Slevin Kelevra (Josh Hartnett) is having a really bad week. In one day he's lost his job, his apartment and his girlfriend. Bad things come in threes, you see. So, of course, when he goes to New York to visit his friend Nick Fisher (), he gets mugged. Bad things happen in threes, yes, but Slevin's on a roll. Why should bad luck stop for him?
When he gets to Nick's place, his friend is nowhere to be found, and people keep showing up to talk to Nick. People who beat the stuffing out of Slevin and point guns in his face. People who take him to meet rival crimebosses The Boss (Morgan Freeman) and The Rabbi (Sir Ben Kingsley), both of whom are owed money by Mr Fisher.
The gangsters give Nick/Slevin rather pointed choices to clear his debt. The problem is, everyone who could identify that he's not Nick are dead. He's been painted into a corner and now he needs to find a way out. And, of course, there's an assassin who knows the parlance of the long con as well as a seasoned grifter. And cops. There have to be cops, I believe. It's a rule.

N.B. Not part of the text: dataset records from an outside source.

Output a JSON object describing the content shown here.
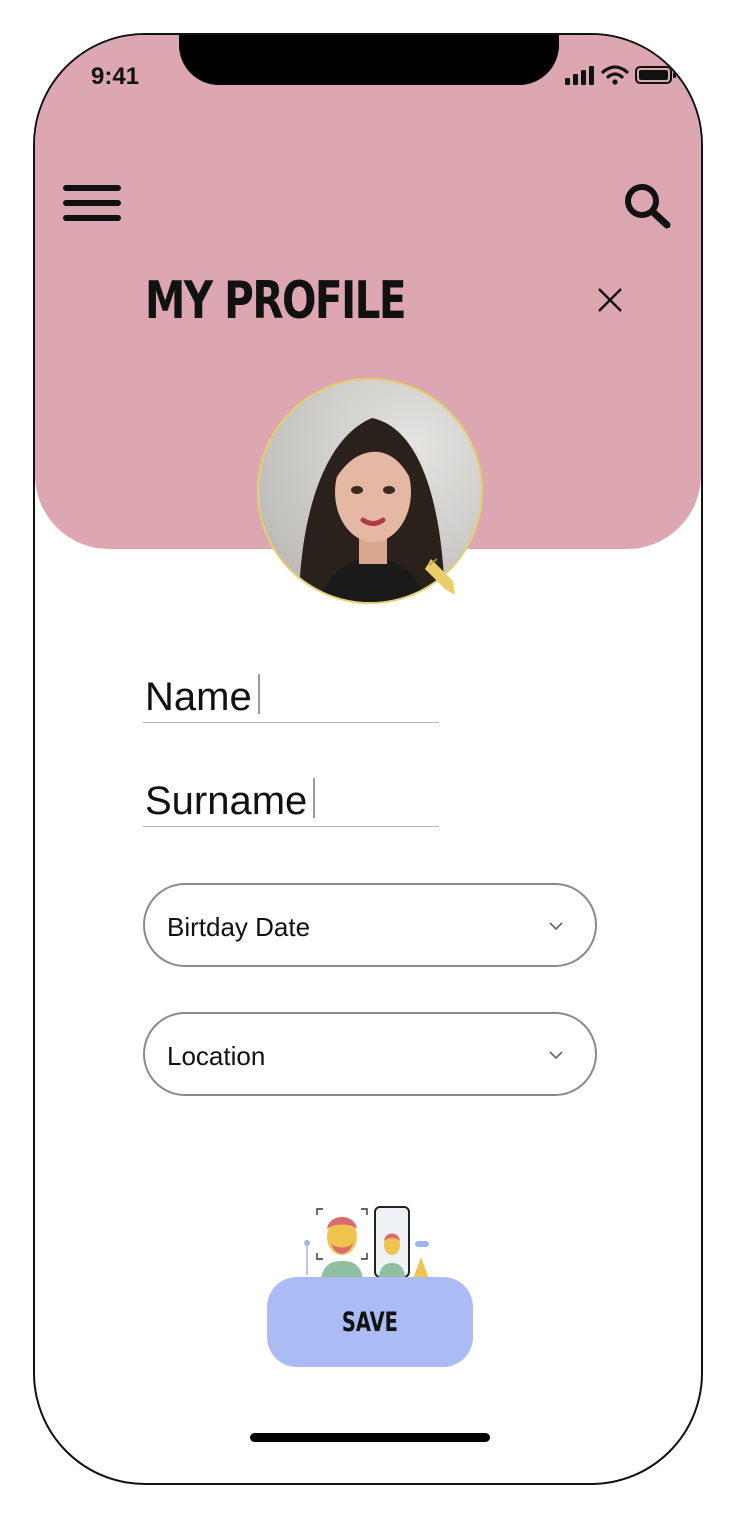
{
  "status_bar": {
    "time": "9:41"
  },
  "header": {
    "title": "MY PROFILE"
  },
  "form": {
    "name_label": "Name",
    "surname_label": "Surname",
    "birthday_label": "Birtday Date",
    "location_label": "Location"
  },
  "actions": {
    "save_label": "SAVE"
  },
  "icons": {
    "menu": "hamburger-menu-icon",
    "search": "search-icon",
    "close": "close-icon",
    "edit": "pencil-icon",
    "dropdown": "chevron-down-icon"
  },
  "colors": {
    "header_bg": "#dca7b0",
    "save_bg": "#abbcf4",
    "avatar_ring": "#e2cf6e",
    "pencil": "#e8cf6b"
  }
}
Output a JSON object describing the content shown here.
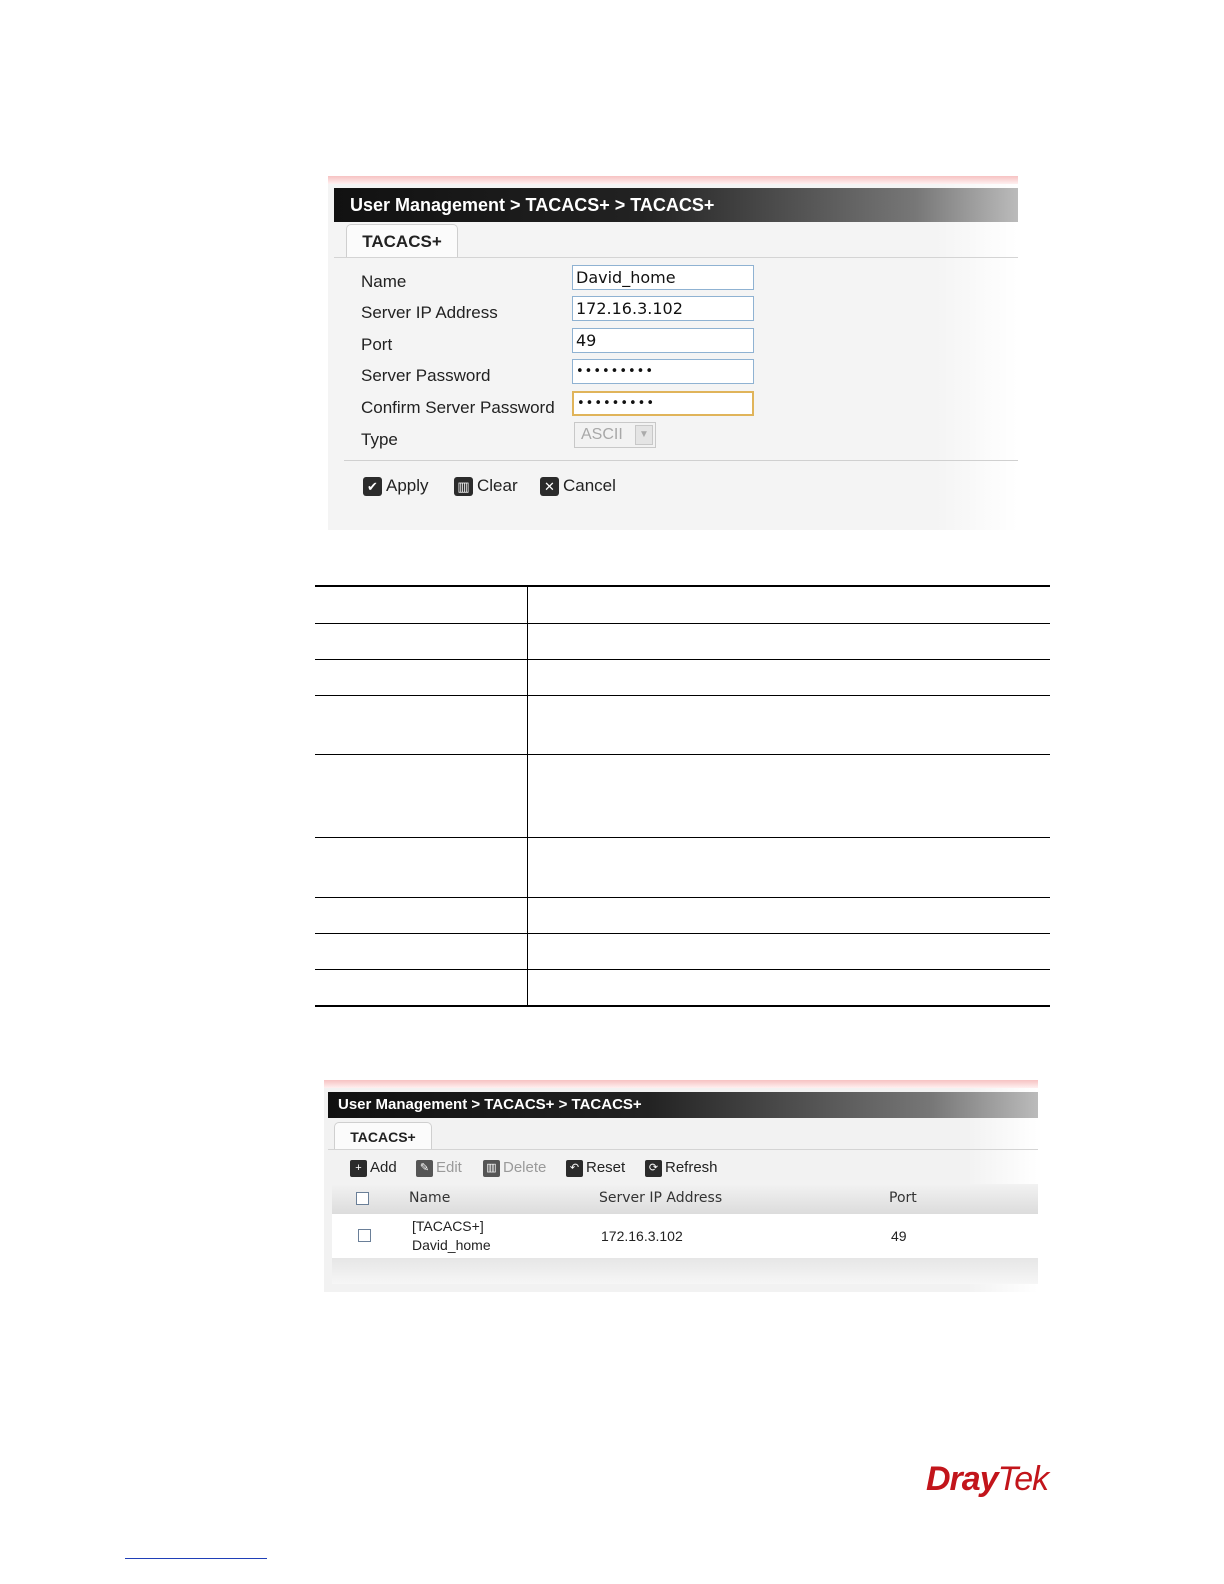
{
  "form_panel": {
    "title": "User Management > TACACS+ > TACACS+",
    "tab": "TACACS+",
    "fields": [
      {
        "label": "Name",
        "value": "David_home"
      },
      {
        "label": "Server IP Address",
        "value": "172.16.3.102"
      },
      {
        "label": "Port",
        "value": "49"
      },
      {
        "label": "Server Password",
        "value": "•••••••••"
      },
      {
        "label": "Confirm Server Password",
        "value": "•••••••••"
      }
    ],
    "type_label": "Type",
    "type_value": "ASCII",
    "buttons": {
      "apply": "Apply",
      "clear": "Clear",
      "cancel": "Cancel"
    }
  },
  "list_panel": {
    "title": "User Management > TACACS+ > TACACS+",
    "tab": "TACACS+",
    "toolbar": {
      "add": "Add",
      "edit": "Edit",
      "delete": "Delete",
      "reset": "Reset",
      "refresh": "Refresh"
    },
    "columns": [
      "Name",
      "Server IP Address",
      "Port"
    ],
    "rows": [
      {
        "name_line1": "[TACACS+]",
        "name_line2": "David_home",
        "ip": "172.16.3.102",
        "port": "49"
      }
    ]
  },
  "logo": {
    "dray": "Dray",
    "tek": "Tek"
  },
  "colors": {
    "brand": "#c2151b",
    "focus_border": "#e0b45a",
    "input_border": "#8fb2d2"
  }
}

This really doesn't even begin to describe the myriad twists and turns that the film navigates. Thankfully, they include a foil for Slevin in the figurative Girl Next Door (Lucy Liu), who's actually insanely likeable for a change (I would not be counted amongst even her casual fans before this film). Slevin runs through the story with her so you can catch up occasionally, or bone up on your backstory.
The dialogue is snappy and occasionally overly adroit, but it's handled so naturally by the actors; in particular Bruce Willis (as Goodkat, the assassin), Hartnett and Liu; that you accept it as the vernacular of this story. Freeman and Kingsley are masters of their craft, and frankly could have been reading the phonebook and been golden.
Hartnett is something of a conundrum. He's an actor who has the goods to be an honest to goodness movie star: he's good looking, he can act, and he has charisma to burn. But he keeps ending up in dreck like Hollywood Homicide when he makes a mainstream picture. Thankfully, he balances the scales with more interesting fare like The Faculty, Sin City and Slevin.
Liu is also a surprise. Like I'd mentioned before, I am not a fan. She's great in this, even though it's a smallish part (pretty much every part other than Hartnett's is smallish). She has a rather convenient reveal mid-picture ("Didn't you know? I'm a coroner."), but she hits all her marks like she was born to 'em. Maybe, just maybe, doing some lighter fare like Charlie's Angels pulled the proverbial stick out of her heinder.
There's more double and triple-crosses going on than anyone's quite privy too, though copious clues are sprinkled to let you in on bits and pieces of the plot before they finally fess up and give up the goods. Everyone's playing everyone else like a fiddle, but you don't know who has the set list until the final act -- which is, after all, as it should be.
I'd heard the stock complaints about Slevin, and knew going in all about the slick dialogue and undluly complicated scenario. Frankly, the bad buzz is bullshit. Some folks just don't appreciate being fooled and they lash out.
Had I known that the entire story line was a Kansas City Shuffle, I might have made some of the guesses that I'd made in Inside Man -- where I'd managed to figure out what was up fairly early. But, I let the confusion get the better of me. I was fooled. And dammit if I didn't have a great time betting on Lucky Number Slevin.